Friday, May 24th 2024

AMD is Changing the Naming of the Strix Point APUs Series Again
Merely two weeks ago, we published a story on AMD possibly preparing a new processor naming scheme for its ultraportable segment next-generation processors. Today, various trustful Chinese sources reported that AMD changed its mind again, that the Ryzen AI 100 series naming scheme was dropped, and now we should prepare for the Ryzen AI 300. If this turns out to be true, then AMD Strix Point will launch as Ryzen AI 9 HX 370 and Ryzen AI 9 365 (assuming AMD does not change the naming scheme again).
Source:
ITHome
56 Comments on AMD is Changing the Naming of the Strix Point APUs Series Again
What's funny about all this is that phones have been shipping with NPUs for like 5-6 years by now, so long before the recent AI craze, and the use cases for ML on these platforms are still laughably limited, such as making photos better (maybe?), improved translation/dictation (still sucks), small things like that. It's so strange how hundreds of millions of people already have devices with ML accelerators in their hands but this features has been so underutilized they don't even know about it and now everyone thinks that adding NPUs to PCs is some crazy next big step lol.
It's frustrating seeing people go nuts about AI but then you have basic problems that should have been solved with ML by now and yet years have passed and they haven't. Like if you record a video on your phone and there is even a little bit of wind/noise the audio quality will be in the gutter, you'd think they could use the NPU to clean up the audio but nope, still sounds like utter garbage and these company already talk about "AGI".

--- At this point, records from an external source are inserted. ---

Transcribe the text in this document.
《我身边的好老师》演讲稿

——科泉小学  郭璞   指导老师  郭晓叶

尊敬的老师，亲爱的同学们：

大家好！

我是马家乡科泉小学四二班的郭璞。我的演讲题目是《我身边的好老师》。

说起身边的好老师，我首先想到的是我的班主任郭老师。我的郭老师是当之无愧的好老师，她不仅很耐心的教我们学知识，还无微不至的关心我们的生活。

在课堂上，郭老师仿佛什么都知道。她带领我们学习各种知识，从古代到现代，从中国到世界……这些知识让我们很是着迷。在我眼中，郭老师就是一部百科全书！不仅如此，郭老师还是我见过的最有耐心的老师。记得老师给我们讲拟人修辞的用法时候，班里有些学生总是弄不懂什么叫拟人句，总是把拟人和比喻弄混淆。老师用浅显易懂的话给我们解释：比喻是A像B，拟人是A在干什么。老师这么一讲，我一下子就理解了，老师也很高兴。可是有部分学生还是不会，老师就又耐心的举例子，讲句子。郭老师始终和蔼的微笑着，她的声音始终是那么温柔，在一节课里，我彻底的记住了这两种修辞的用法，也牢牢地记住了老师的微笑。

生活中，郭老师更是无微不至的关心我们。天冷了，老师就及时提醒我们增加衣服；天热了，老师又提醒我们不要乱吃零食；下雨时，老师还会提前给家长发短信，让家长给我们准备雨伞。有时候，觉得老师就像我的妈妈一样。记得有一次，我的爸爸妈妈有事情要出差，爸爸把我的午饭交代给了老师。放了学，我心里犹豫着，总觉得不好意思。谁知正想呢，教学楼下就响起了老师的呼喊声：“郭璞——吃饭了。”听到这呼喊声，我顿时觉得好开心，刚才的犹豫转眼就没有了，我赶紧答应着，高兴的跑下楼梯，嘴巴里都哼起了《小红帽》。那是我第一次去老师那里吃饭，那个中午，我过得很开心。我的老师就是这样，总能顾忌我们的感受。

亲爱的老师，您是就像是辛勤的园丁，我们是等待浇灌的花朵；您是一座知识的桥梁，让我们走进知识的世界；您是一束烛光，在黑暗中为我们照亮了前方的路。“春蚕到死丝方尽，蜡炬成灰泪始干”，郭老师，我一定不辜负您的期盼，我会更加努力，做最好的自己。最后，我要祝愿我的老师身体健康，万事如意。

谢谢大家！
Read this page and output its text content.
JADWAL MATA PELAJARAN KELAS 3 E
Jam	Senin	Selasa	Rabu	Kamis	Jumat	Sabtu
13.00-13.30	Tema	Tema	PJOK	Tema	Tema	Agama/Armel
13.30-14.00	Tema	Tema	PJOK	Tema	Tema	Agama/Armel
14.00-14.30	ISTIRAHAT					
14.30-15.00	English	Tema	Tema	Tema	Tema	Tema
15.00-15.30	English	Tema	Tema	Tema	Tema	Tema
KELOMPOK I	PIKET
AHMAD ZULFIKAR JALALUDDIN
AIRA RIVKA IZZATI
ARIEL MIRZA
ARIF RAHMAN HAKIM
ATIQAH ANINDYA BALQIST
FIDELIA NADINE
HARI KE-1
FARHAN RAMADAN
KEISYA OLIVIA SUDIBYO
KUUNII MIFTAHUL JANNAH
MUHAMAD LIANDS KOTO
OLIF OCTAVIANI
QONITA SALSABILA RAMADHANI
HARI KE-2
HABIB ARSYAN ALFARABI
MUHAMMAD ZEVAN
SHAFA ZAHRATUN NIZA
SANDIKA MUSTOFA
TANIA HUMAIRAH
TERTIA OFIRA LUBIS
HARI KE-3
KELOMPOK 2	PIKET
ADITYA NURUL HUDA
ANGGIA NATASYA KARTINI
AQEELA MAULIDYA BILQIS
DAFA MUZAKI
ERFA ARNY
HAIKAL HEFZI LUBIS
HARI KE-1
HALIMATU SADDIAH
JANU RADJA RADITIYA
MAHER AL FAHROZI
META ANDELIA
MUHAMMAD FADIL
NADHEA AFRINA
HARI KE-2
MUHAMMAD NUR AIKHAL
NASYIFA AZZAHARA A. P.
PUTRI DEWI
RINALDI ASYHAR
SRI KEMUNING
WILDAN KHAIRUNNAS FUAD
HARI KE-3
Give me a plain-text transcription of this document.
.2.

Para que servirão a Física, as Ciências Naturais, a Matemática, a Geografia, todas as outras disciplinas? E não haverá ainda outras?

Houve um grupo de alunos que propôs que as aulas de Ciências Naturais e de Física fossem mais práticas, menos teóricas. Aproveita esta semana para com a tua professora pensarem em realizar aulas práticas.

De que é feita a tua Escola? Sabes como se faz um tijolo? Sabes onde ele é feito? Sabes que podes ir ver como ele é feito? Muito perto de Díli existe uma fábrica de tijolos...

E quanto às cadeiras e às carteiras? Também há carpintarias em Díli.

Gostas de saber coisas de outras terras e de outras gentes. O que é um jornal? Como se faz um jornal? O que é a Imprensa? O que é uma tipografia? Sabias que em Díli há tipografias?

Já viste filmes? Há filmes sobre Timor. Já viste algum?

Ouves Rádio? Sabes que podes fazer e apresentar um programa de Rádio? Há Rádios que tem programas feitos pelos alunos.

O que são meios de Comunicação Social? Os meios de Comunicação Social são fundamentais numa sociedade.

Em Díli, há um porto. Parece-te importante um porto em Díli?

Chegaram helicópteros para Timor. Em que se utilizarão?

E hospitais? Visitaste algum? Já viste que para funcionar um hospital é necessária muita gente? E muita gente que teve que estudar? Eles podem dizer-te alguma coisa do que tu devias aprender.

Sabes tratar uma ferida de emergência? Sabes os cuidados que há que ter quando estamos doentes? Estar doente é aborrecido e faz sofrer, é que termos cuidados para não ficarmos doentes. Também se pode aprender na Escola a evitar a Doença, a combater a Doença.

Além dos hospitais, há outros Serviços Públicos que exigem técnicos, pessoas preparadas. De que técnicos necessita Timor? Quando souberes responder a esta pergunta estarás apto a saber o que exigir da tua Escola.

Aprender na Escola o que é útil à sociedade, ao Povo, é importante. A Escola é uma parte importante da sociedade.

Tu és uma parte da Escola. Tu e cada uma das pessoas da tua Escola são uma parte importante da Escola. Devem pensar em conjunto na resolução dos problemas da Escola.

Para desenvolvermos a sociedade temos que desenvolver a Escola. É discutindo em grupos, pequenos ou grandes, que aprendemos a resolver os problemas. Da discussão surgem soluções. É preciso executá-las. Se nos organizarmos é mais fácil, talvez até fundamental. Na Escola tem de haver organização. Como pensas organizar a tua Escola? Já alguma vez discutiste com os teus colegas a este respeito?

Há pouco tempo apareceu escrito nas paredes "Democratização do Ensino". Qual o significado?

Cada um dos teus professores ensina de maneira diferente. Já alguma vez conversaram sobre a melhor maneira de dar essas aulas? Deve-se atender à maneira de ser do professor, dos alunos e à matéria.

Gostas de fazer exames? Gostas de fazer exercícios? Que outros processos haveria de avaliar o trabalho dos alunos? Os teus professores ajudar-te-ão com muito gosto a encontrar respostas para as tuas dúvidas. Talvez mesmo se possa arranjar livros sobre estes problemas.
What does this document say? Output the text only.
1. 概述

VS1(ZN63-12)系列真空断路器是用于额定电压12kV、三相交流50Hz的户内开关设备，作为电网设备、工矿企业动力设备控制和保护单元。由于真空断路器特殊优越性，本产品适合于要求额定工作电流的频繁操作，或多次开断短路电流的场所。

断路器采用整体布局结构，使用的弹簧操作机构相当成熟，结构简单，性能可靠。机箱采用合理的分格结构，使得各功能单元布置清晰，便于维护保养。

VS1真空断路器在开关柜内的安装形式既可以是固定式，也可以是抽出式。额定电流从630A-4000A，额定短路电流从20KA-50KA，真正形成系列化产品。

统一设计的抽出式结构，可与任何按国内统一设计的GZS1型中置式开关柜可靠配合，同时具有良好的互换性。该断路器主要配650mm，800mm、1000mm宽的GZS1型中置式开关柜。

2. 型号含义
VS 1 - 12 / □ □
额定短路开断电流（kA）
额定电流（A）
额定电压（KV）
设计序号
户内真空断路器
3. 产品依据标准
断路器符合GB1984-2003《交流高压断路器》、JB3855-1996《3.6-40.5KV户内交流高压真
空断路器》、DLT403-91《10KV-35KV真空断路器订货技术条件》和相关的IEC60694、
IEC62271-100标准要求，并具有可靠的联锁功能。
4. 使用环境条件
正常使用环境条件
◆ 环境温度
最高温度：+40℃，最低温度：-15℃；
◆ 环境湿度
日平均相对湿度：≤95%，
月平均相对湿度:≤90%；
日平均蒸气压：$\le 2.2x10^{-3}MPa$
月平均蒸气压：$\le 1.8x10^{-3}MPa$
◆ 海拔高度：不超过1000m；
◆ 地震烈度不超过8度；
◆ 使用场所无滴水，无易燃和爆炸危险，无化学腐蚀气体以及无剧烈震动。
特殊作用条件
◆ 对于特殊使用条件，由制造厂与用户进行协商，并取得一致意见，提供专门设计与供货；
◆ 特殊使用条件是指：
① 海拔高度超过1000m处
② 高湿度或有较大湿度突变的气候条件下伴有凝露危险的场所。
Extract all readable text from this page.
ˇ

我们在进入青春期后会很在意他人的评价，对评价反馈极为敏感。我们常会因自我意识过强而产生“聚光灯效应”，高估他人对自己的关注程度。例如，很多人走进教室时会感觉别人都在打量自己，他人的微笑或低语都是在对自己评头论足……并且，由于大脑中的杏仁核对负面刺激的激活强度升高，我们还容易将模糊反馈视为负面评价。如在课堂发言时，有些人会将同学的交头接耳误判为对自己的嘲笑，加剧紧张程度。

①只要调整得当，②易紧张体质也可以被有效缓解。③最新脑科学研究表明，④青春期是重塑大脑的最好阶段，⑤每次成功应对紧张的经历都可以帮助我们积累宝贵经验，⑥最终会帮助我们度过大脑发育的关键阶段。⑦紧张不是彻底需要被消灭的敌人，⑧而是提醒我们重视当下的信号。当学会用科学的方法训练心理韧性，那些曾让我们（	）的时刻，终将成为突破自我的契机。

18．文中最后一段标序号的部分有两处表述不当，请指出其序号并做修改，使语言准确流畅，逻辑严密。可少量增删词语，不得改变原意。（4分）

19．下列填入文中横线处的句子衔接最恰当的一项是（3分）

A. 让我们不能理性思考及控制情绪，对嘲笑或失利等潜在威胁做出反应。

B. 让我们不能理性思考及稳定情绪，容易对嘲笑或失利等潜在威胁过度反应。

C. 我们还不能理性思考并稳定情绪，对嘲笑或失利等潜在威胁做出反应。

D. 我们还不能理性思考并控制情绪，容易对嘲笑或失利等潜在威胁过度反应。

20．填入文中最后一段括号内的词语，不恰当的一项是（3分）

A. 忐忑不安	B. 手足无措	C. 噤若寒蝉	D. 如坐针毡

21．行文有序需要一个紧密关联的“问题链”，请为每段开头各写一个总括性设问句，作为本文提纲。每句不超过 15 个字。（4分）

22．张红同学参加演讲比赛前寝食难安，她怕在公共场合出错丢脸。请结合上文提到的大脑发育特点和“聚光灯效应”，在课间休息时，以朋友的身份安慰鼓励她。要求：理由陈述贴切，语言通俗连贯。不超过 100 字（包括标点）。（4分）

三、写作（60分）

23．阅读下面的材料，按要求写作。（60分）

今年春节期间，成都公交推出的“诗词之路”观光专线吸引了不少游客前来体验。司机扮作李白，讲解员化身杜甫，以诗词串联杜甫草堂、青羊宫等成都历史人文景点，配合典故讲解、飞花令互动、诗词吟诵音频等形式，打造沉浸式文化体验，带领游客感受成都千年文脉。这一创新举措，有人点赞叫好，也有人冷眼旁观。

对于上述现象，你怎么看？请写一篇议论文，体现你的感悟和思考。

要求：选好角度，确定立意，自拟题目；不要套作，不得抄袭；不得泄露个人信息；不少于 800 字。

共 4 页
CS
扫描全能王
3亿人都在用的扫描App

Don't worry GPT-8634 will be sentient and replace every job on the planet, trust us bro, just buy one more gazillion dollar accelerator from Nvidia, we're nearly there.
The similarities are too striking to ignore. Yeah, they added a few square mm of transistors to their chips so they can sell their old shit as new. Or in many cases, not even that, there's just the marketing and the chip is simply a next iteration.
Now, we already record 4K files private on mobile devices, which is a success on its own. Perhaps we expect too much from current AI-aided de-noiser in much smaller and less capable devices such as mobile phone or laptop? We want things to be done automatically and fast for us. That requires processing power, as you do not want to get a file without audio noise, but with messed trebles, bass or dialogue. This requires such AI algorithm to run multiple instances of checks across frequency ranges after removing some sounds. And fast, as you don't want to wait two hours. Such things cannot happen instantly without more capable hardware.